How Communities Respond To Sex Offenders Next Door

When residents of the affluent Chicago suburb of Barrington Hills learned late last year that a sex offender had moved to town, the response was immediate.

Hundreds of worried parents, taking advantage of a new state law, showed up at the police station to find out the offender's identity. Residents distributed flyers with his name and address. Within a month, he moved out.

"I would have liked to see a full-sized poster of the individual on the door of the police station," says police commander Michael Murphy. "It's better to warn someone about a potential hazard than to have them ask 'Why didn't you tell us?' "

Across the US, communities are reacting to the news that they are home to convicted sex offenders. After a flurry of state laws - a response in part to the 1994 rape and killing of young Megan Kanka in New Jersey - Illinois and 42 other states now authorize police to tell the public of the presence of such offenders.

The proliferation of the community notification laws has aided schools, child-welfare agencies, and nonprofit groups in keeping children out of reach of potential recidivists. It has also heightened awareness of a crime that some experts describe as "epidemic."

Over the past six months in Illinois, sex offenders have been discovered working in day-care centers and as Boy Scout leaders, state officials say. Meanwhile, police have uncovered new crimes as they track down the 6,000 convicted offenders - nearly half the total - who failed to register under the 15-month-old law.

Yet releasing information about offenders hasn't been problem-free. In some cases, the new laws have provoked confusion among police and residents, criticism from experts as overly stigmatizing, and vigilantism from citizens who drive offenders from their communities.

"Doing community notification without doing community education is like smoking a cigarette while you're standing in a pool of gasoline," says Seattle police detective Bob Shilling, who keeps the public informed about his city's 1,031 offenders. "You are setting yourself up for disaster."

Indeed, while all states require convicted sex offenders to register with police, they differ widely in how this information is released to the public, ranging from active public notification with education to passive access to registry lists.

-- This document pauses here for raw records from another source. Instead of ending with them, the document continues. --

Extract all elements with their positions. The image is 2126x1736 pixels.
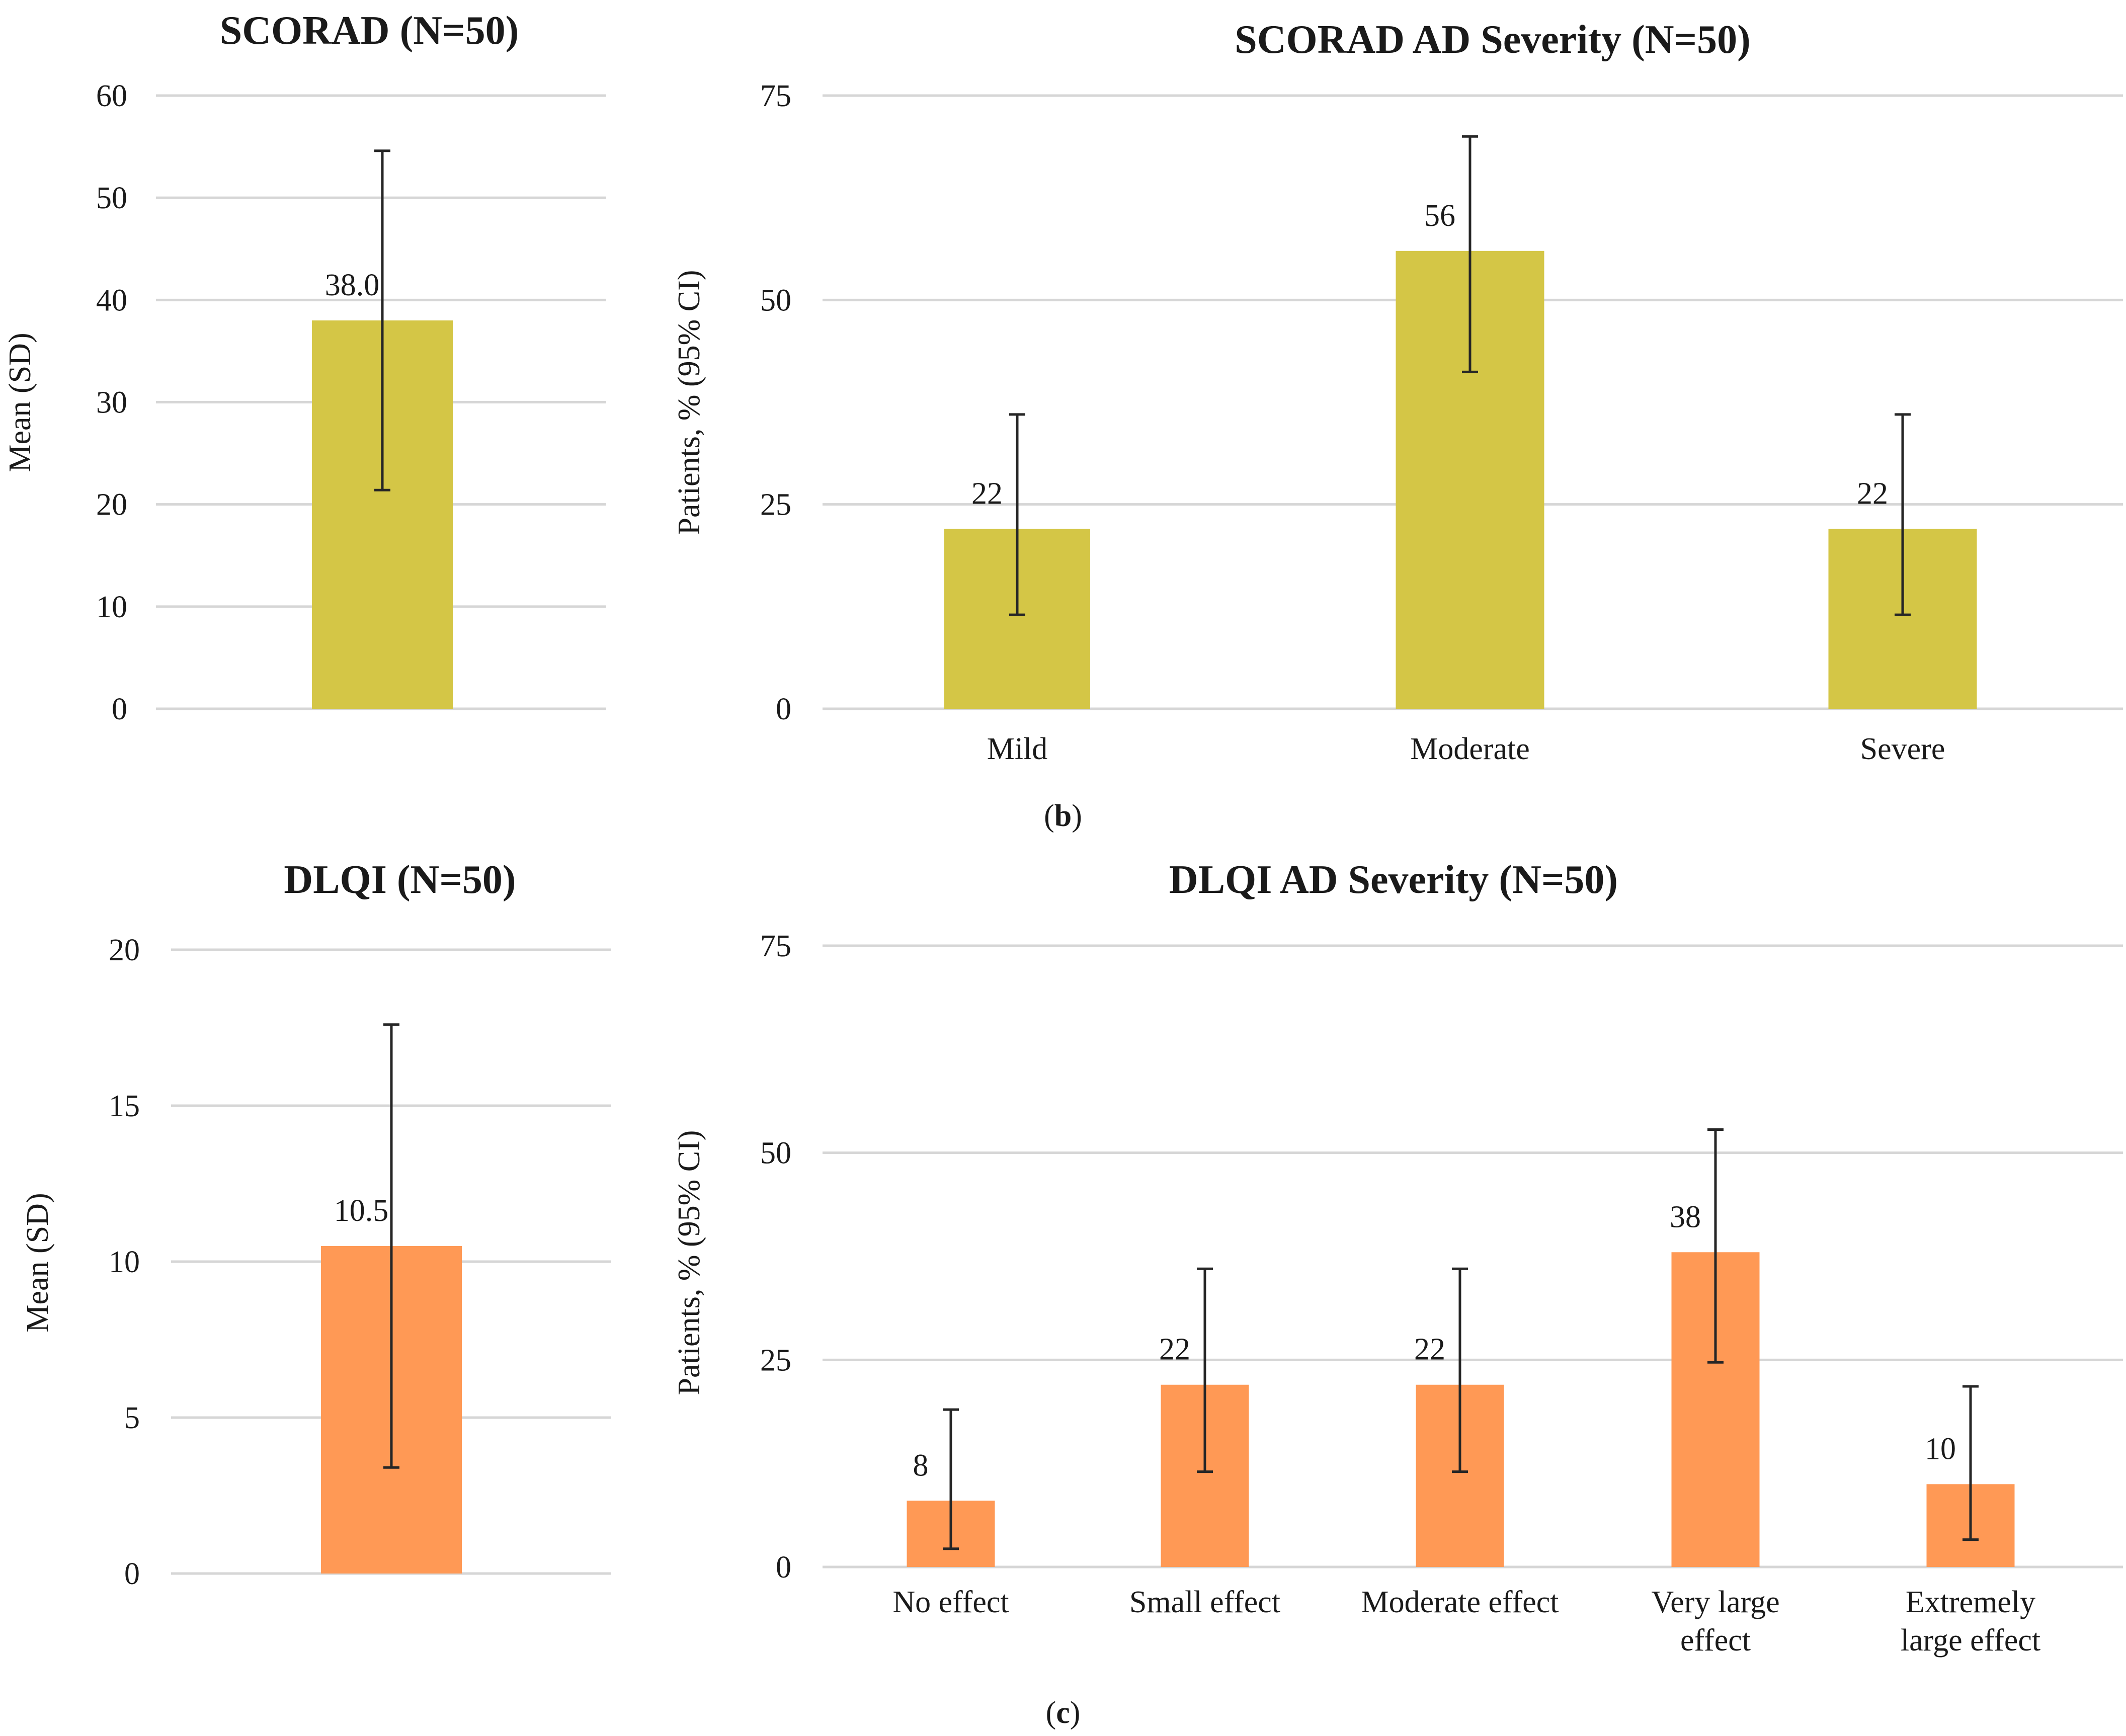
y-tick-label: 20 xyxy=(109,933,140,967)
y-tick-label: 25 xyxy=(760,1343,791,1377)
y-tick-label: 0 xyxy=(776,1550,791,1585)
y-tick-label: 15 xyxy=(109,1089,140,1123)
data-label: 38.0 xyxy=(325,268,380,302)
data-label: 56 xyxy=(1424,199,1455,233)
x-tick-label-line: effect xyxy=(1680,1623,1751,1658)
y-tick-label: 60 xyxy=(96,79,127,113)
y-axis-label: Mean (SD) xyxy=(21,1193,55,1332)
x-tick-label-line: No effect xyxy=(892,1585,1009,1619)
chart-title: SCORAD (N=50) xyxy=(220,9,519,53)
scorad-mean-chart: SCORAD (N=50) Mean (SD) 0 10 20 30 40 50 60 38.0 xyxy=(3,9,606,726)
panel-label-b-letter: b xyxy=(1054,799,1072,833)
panel-label-c-letter: c xyxy=(1056,1696,1070,1730)
y-axis-label: Patients, % (95% CI) xyxy=(672,1130,706,1395)
x-tick-label: Moderate effect xyxy=(1361,1585,1559,1619)
data-label: 22 xyxy=(1159,1333,1190,1367)
chart-title: DLQI (N=50) xyxy=(284,858,516,902)
y-axis-label: Mean (SD) xyxy=(3,333,37,472)
y-tick-label: 5 xyxy=(124,1401,140,1435)
x-tick-label-line: Moderate xyxy=(1410,732,1530,766)
x-tick-label: Moderate xyxy=(1410,732,1530,766)
x-tick-label: Extremely large effect xyxy=(1901,1585,2040,1658)
x-tick-label-line: Very large xyxy=(1651,1585,1779,1619)
x-tick-label: No effect xyxy=(892,1585,1009,1619)
y-tick-label: 0 xyxy=(776,692,791,726)
dlqi-severity-chart: DLQI AD Severity (N=50) Patients, % (95% … xyxy=(672,858,2123,1658)
data-label: 22 xyxy=(971,476,1003,511)
data-label: 22 xyxy=(1857,476,1888,511)
y-tick-label: 30 xyxy=(96,386,127,420)
y-tick-label: 50 xyxy=(760,1136,791,1171)
data-label: 8 xyxy=(913,1448,929,1482)
x-tick-label: Small effect xyxy=(1129,1585,1280,1619)
chart-title: SCORAD AD Severity (N=50) xyxy=(1235,18,1750,62)
y-tick-label: 75 xyxy=(760,79,791,113)
x-tick-label-line: large effect xyxy=(1901,1623,2040,1658)
data-label: 22 xyxy=(1414,1333,1445,1367)
y-tick-label: 25 xyxy=(760,488,791,522)
dlqi-mean-chart: DLQI (N=50) Mean (SD) 0 5 10 15 20 10.5 xyxy=(21,858,611,1591)
x-tick-label-line: Mild xyxy=(987,732,1048,766)
y-tick-label: 50 xyxy=(760,283,791,317)
y-tick-label: 10 xyxy=(96,590,127,624)
y-tick-label: 50 xyxy=(96,181,127,215)
panel-label-b: (b) xyxy=(1044,799,1082,833)
y-tick-label: 0 xyxy=(124,1557,140,1591)
y-axis-label: Patients, % (95% CI) xyxy=(672,270,706,535)
y-tick-label: 10 xyxy=(109,1245,140,1279)
x-tick-label-line: Moderate effect xyxy=(1361,1585,1559,1619)
y-tick-label: 20 xyxy=(96,488,127,522)
panel-label-c: (c) xyxy=(1046,1696,1081,1730)
x-tick-label: Mild xyxy=(987,732,1048,766)
chart-title: DLQI AD Severity (N=50) xyxy=(1169,858,1618,902)
x-tick-label-line: Small effect xyxy=(1129,1585,1280,1619)
x-tick-label: Severe xyxy=(1860,732,1945,766)
data-label: 10.5 xyxy=(334,1194,389,1228)
x-tick-label-line: Severe xyxy=(1860,732,1945,766)
x-tick-label: Very large effect xyxy=(1651,1585,1779,1658)
scorad-severity-chart: SCORAD AD Severity (N=50) Patients, % (95… xyxy=(672,18,2123,766)
x-tick-label-line: Extremely xyxy=(1906,1585,2035,1619)
y-tick-label: 75 xyxy=(760,929,791,963)
y-tick-label: 0 xyxy=(112,692,127,726)
data-label: 38 xyxy=(1670,1200,1701,1234)
y-tick-label: 40 xyxy=(96,283,127,317)
data-label: 10 xyxy=(1925,1432,1956,1466)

In Illinois and other states without broad public notification, many citizens remain ignorant about the sex offenders. In some cases, panic sets in when a community suddenly learns on its own that an offender has moved in. And in isolated acts of vigilantism around the US, residents have assaulted offenders, issued death threats, and burned down their homes. More common, communities pressure the offenders to leave, as in Barrington Hills.

"These laws appear to be returning our society to the use of the 'scarlet letter,' " warns Robert Freeman-Longo of the Safer Society Foundation, a nonprofit group in Brandon, Vt., that advocates treatment for sex offenders. The laws, he contends, are simply driving offenders underground.

OTHER experts disagree, arguing that community notification, if deftly handled by police, can help prevent sexual abuse. Treatment, while promising, has not been proven effective and is only received by a tiny percentage of convicted offenders, they note.

"We don't really know yet what kind of treatment works," says Lucy Berliner of the Harborview Sexual Assault Center in Seattle. Police, she believes, have a moral obligation to educate the public.

In Washington State, which pioneered community notification in 1990, police regularly hold public meetings to inform residents about individual offenders and arm them with broad strategies for combatting sexual abuse.

At such meetings, police first point out just how widespread the problem is. Officer Shilling passes out a map showing that every patrol car district in his city has on average 15 to 20 convicted sex offenders. "It makes them realize that they are not the Lone Ranger - every neighborhood has sex offenders," Shilling says.

Second, residents are advised not to threaten or harass offenders, who are more likely to commit new crimes if they feel their lives are out of control. The majority of convicted sex criminals do not reoffend, experts agree.

Finally, police remind parents that more than 80 percent of sex crimes are committed by someone the victim knows. "Everybody is worried about the sex offender who jumps out of the bushes and takes their child," says Shilling, "but in the vast majority of cases it is a relative, a friend."

Instead of warning their children never to talk to strangers, parents should teach them that unwanted touching by anyone is wrong and should be reported, police say. And parents should beware of any exclusive attention given their child. "If somebody is paying more attention to your child than you are - bingo - you have a problem," Shilling says.

Meetings such as this one have helped limit cases of vigilantism.